Government agencies have also utilized the federal False Claims Act (FCA) as another vital tool to combat waste, fraud and abuse. According to the 2014 HCFAC Report, since January 2009, DOJ has recovered more than $15.2 billion in settlements and judgments from civil cases involving health care fraud and false claims against federal health care programs like Medicare and Medicaid. As detailed on the 2014 HCFAC Report, in the past year, the DOJ obtained $2.3 billion in cases involving health care fraud.

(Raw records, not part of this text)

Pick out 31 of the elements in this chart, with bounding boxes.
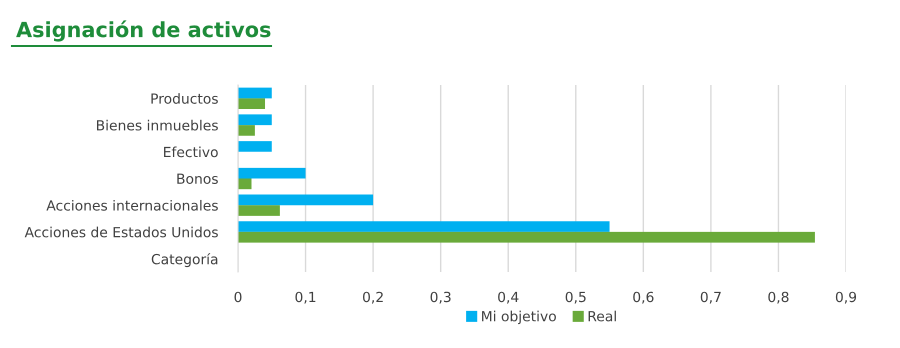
y-tick-label: Acciones internacionales [46,200,218,211]
x-tick-label: 0,3 [430,292,451,304]
legend-label: Real [588,310,616,322]
y-tick-label: Productos [151,93,218,104]
bar [238,178,252,190]
bar [238,98,266,110]
bar [238,168,306,178]
chart-title: Asignación de activos [16,20,270,42]
x-tick-label: 0,9 [836,292,856,304]
y-tick-label: Acciones de Estados Unidos [24,226,218,238]
bar [238,141,272,152]
x-tick-label: 0 [234,292,242,302]
y-tick-label: Efectivo [164,146,218,158]
x-tick-label: 0,6 [633,292,654,304]
y-tick-label: Categoría [152,253,218,268]
x-tick-label: 0,4 [498,292,518,304]
bar [238,125,255,136]
bar [238,114,272,126]
bar [238,205,280,216]
bar [238,194,374,206]
legend-label: Mi objetivo [482,310,556,324]
y-tick-label: Bienes inmuebles [96,120,218,131]
x-tick-label: 0,2 [362,292,383,304]
bar [238,221,610,232]
x-tick-label: 0,7 [700,292,721,304]
x-tick-label: 0,5 [566,292,586,304]
bar [238,232,815,243]
x-tick-label: 0,1 [295,292,316,304]
x-tick-label: 0,8 [768,292,789,304]
y-tick-label: Bonos [177,174,218,184]
bar [238,88,272,98]
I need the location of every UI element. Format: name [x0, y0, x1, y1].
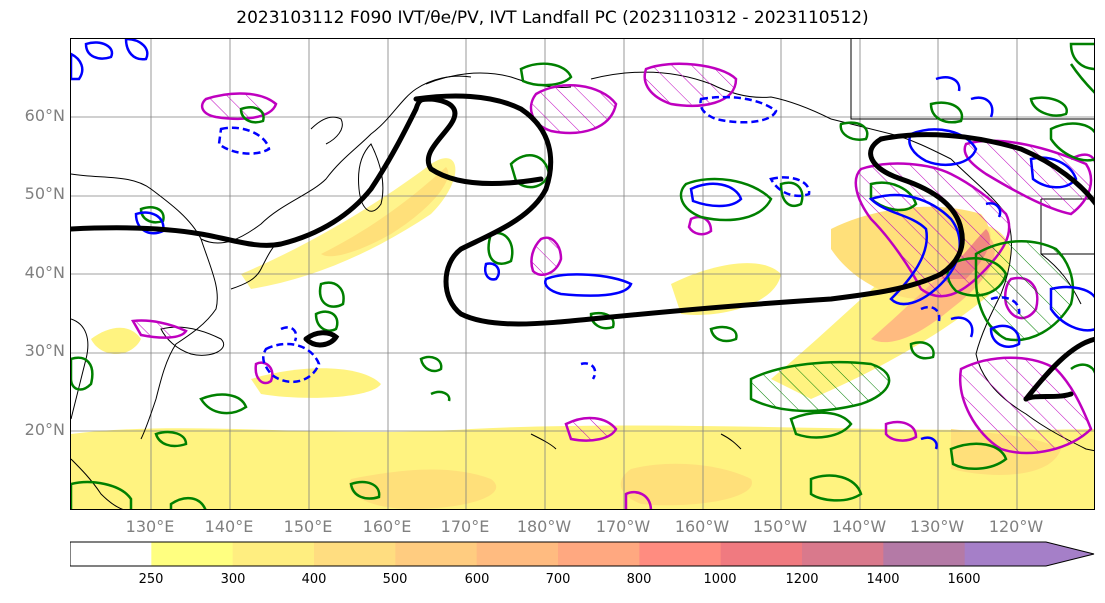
- colorbar: [69, 541, 1095, 571]
- colorbar-tick-400: 400: [301, 572, 327, 587]
- lon-label-180w: 180°W: [516, 517, 572, 536]
- colorbar-segment: [314, 542, 396, 566]
- colorbar-segment: [476, 542, 559, 566]
- landfall-pc-areas: [130, 62, 1094, 509]
- colorbar-segment: [232, 542, 315, 566]
- lon-label-150w: 150°W: [752, 517, 808, 536]
- pv-contours: [71, 39, 1094, 450]
- lon-label-160w: 160°W: [674, 517, 730, 536]
- colorbar-segment: [883, 542, 966, 566]
- colorbar-tick-300: 300: [220, 572, 246, 587]
- colorbar-tick-1400: 1400: [866, 572, 900, 587]
- lon-label-140e: 140°E: [204, 517, 254, 536]
- lon-label-150e: 150°E: [283, 517, 333, 536]
- colorbar-tick-1000: 1000: [703, 572, 737, 587]
- colorbar-segment: [720, 542, 803, 566]
- colorbar-segment: [639, 542, 722, 566]
- colorbar-segment: [802, 542, 884, 566]
- lat-label-40n: 40°N: [24, 263, 65, 282]
- colorbar-tick-1200: 1200: [785, 572, 819, 587]
- colorbar-extend-arrow: [964, 542, 1094, 566]
- lat-label-50n: 50°N: [24, 184, 65, 203]
- map-canvas: [71, 39, 1094, 509]
- colorbar-tick-700: 700: [545, 572, 571, 587]
- colorbar-segment: [151, 542, 234, 566]
- colorbar-tick-600: 600: [464, 572, 490, 587]
- theta-e-contours: [71, 42, 1094, 509]
- colorbar-tick-500: 500: [382, 572, 408, 587]
- lon-label-170w: 170°W: [595, 517, 651, 536]
- colorbar-tick-250: 250: [138, 572, 164, 587]
- colorbar-segment: [395, 542, 478, 566]
- colorbar-tick-800: 800: [626, 572, 652, 587]
- colorbar-svg: [69, 541, 1095, 567]
- lon-label-120w: 120°W: [988, 517, 1044, 536]
- lon-label-130w: 130°W: [909, 517, 965, 536]
- pv-dashed-contours: [217, 95, 1021, 384]
- lon-label-160e: 160°E: [362, 517, 412, 536]
- colorbar-tick-1600: 1600: [947, 572, 981, 587]
- lat-label-20n: 20°N: [24, 420, 65, 439]
- lon-label-140w: 140°W: [831, 517, 887, 536]
- lat-label-60n: 60°N: [24, 106, 65, 125]
- ivt-thick-contours: [71, 93, 1094, 402]
- map-panel: [70, 38, 1095, 510]
- lon-label-130e: 130°E: [125, 517, 175, 536]
- colorbar-segment: [558, 542, 640, 566]
- lon-label-170e: 170°E: [440, 517, 490, 536]
- map-title: 2023103112 F090 IVT/θe/PV, IVT Landfall …: [236, 8, 869, 28]
- lat-label-30n: 30°N: [24, 341, 65, 360]
- colorbar-segment: [70, 542, 152, 566]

Moreover, the Centers for Medicare & Medicaid Services (CMS) has adopted its own set of preventive measures to combat waste, fraud and abuse in the health care programs. From the outset, CMS has implemented vital safeguards to prevent illegitimate providers from enrolling in and billing the Medicare program. The ACA also requires CMS to revalidate all existing 1.5 million Medicare suppliers and providers under new and updated screening requirements. This has led to the deactivation of at least 470,000 enrollments and revocation of nearly 28,000 enrollments to prevent certain providers from re-enrolling and billing the Medicare program. CMS also issued a regulation that requires prescribers of Medicare Part D drugs to enroll in Medicare and undergo screening. Another ongoing preventative measure has been CMS’ ongoing moratoria on the enrollment of new home health or ambulance service providers in six health care fraud “hot spots”: Miami, Chicago, Dallas, Houston, Detroit and Philadelphia (which includes some counties in New Jersey). CMS believes that this extension will allow it to continue its actions to suspend payments or remove providers from the program before allowing new providers into potentially over-supplied markets.
The HCFAC annual report is available at www.oig.hhs.gov/publications/hcfac.asp. We applaud the government’s efforts to combat waste, fraud and abuse in the federal health care programs. As these latest updates demonstrate, Medicare and Medicaid fraud prevention efforts will continue to expand. With this, providers should also be aware that there will likely be an increase in the number of FCA cases that are filed. FCA cases have become increasingly important as the Justice Department looks to stop the rising tide of fraud and abuse in the nation’s healthcare system. Thus, health care providers and suppliers should ensure that their compliance programs are effective to identifying and deterring potential violations of the FCA and other laws.